I am reading a book called Comeback about the relationship between a mother and a daughter in the face the emotional and behavioral problems of the daughter.

Their story and yours and that of your daughter's schoolmate remind us of how important it is to keep our minds and eyes open as our children grow. It's not about controlling them...it's about being open to whatever the eventualities might be...even if it's not in your worldview of "normal."

The beast is a fairly regular visitor in my life...and I remain stationed at the door prepared to go down fighting to keep it away from my kids.

The Rock Chick said...

karina: thank you for your thoughts and prayers. It means a lot to me.

frigga: thank you. I hope so, too. You're right..the emotional rollercoaster is wild.

vixen: thank you for the kind words and the compliment. I appreciate them both. It certainly is a difficult thing to deal with.

jessica: thank you. She's doing better.

dustin: thank you, too. Kind words are kind words and are always appreciated.

malcolm: Yes, my Oldest Daughter is struggling with some guilt that she didn't notice how truly sad her friend was. She said she always appeared very happy. And as difficult as it has been for Middle Daughter, I'm so glad she said something before it became worse. She's a strong kid, she'll be good, I know it.

di: Totally agree! I think sometimes, though, you only see what people want you to see and some people (myself included) are able to really put on a good face to the public when need or want be......

I have to say that when my daughter came forward with what was happening with her, I was shocked. Even knowing what I know, in hindsight, I really don't think I would have suspected anything and yet, she is almost the textbook personality of an anorexic. Her grades are top of the class, she plays 4 instruments in 5 bands and competes on a competition cheerleading squad. She pushes herself to do things and be the best at them and sitting and talking to her, you'd think you were talking to one of the happiest and together kids you've ever met.

I'm glad you brought up the point in the book about controlling your kids. The one thing that my daughter does not have that is typical of anorexics is a controlling mother. When my daughter was in the hospital, we attended therapy sessions with other families. Some of these mothers wanted their daughters to fit into this mold or something. Nothing was ever good enough, ever.
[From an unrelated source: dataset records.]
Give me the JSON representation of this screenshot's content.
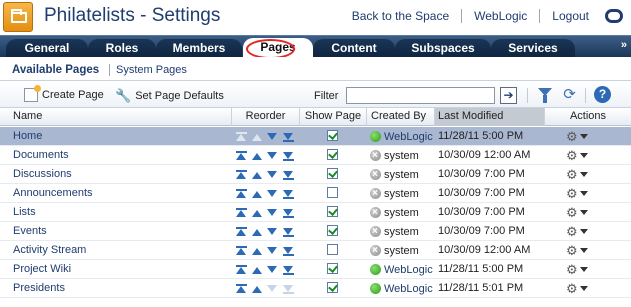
{
  "header": {
    "title": "Philatelists - Settings",
    "links": [
      "Back to the Space",
      "WebLogic",
      "Logout"
    ],
    "oracle_icon": "oracle-logo-icon"
  },
  "tabs": [
    {
      "label": "General",
      "active": false
    },
    {
      "label": "Roles",
      "active": false
    },
    {
      "label": "Members",
      "active": false
    },
    {
      "label": "Pages",
      "active": true
    },
    {
      "label": "Content",
      "active": false
    },
    {
      "label": "Subspaces",
      "active": false
    },
    {
      "label": "Services",
      "active": false
    }
  ],
  "tab_overflow": "»",
  "subnav": {
    "current": "Available Pages",
    "other": "System Pages"
  },
  "toolbar": {
    "create_label": "Create Page",
    "defaults_label": "Set Page Defaults",
    "filter_label": "Filter",
    "filter_value": "",
    "go_icon": "➔"
  },
  "columns": {
    "name": "Name",
    "reorder": "Reorder",
    "show": "Show Page",
    "created": "Created By",
    "modified": "Last Modified",
    "actions": "Actions"
  },
  "rows": [
    {
      "name": "Home",
      "show": true,
      "creator": "WebLogic",
      "creator_status": "green",
      "modified": "11/28/11 5:00 PM",
      "selected": true
    },
    {
      "name": "Documents",
      "show": true,
      "creator": "system",
      "creator_status": "gray",
      "modified": "10/30/09 12:00 AM",
      "selected": false
    },
    {
      "name": "Discussions",
      "show": true,
      "creator": "system",
      "creator_status": "gray",
      "modified": "10/30/09 7:00 PM",
      "selected": false
    },
    {
      "name": "Announcements",
      "show": false,
      "creator": "system",
      "creator_status": "gray",
      "modified": "10/30/09 7:00 PM",
      "selected": false
    },
    {
      "name": "Lists",
      "show": true,
      "creator": "system",
      "creator_status": "gray",
      "modified": "10/30/09 7:00 PM",
      "selected": false
    },
    {
      "name": "Events",
      "show": true,
      "creator": "system",
      "creator_status": "gray",
      "modified": "10/30/09 7:00 PM",
      "selected": false
    },
    {
      "name": "Activity Stream",
      "show": false,
      "creator": "system",
      "creator_status": "gray",
      "modified": "10/30/09 12:00 AM",
      "selected": false
    },
    {
      "name": "Project Wiki",
      "show": true,
      "creator": "WebLogic",
      "creator_status": "green",
      "modified": "11/28/11 5:00 PM",
      "selected": false
    },
    {
      "name": "Presidents",
      "show": true,
      "creator": "WebLogic",
      "creator_status": "green",
      "modified": "11/28/11 5:01 PM",
      "selected": false
    }
  ],
  "colors": {
    "header_text": "#1f3d6e",
    "tabbar": "#1b3657",
    "selected_row": "#a9b8d0",
    "highlight_circle": "#e32626"
  }
}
I guess I'm fortunate to be part of a large and rather eclectic, to say the least, family. "Normal" can be pretty much anything, including depressed or having some other disorder. Harming yourself though, is not normal and it''s definitely something that needs to be addressed immediately and by professionals.

I just think it's a shame that people still feel shame over these things. They are illnesses just like anything else. I'm hoping that the more they are spoken about, the more we will keep chipping away at that and help a lot of people.

Crystal said...

I'm so sorry for the loss of your daughter's friend, as well as for your middle daughter having to endure that hard road.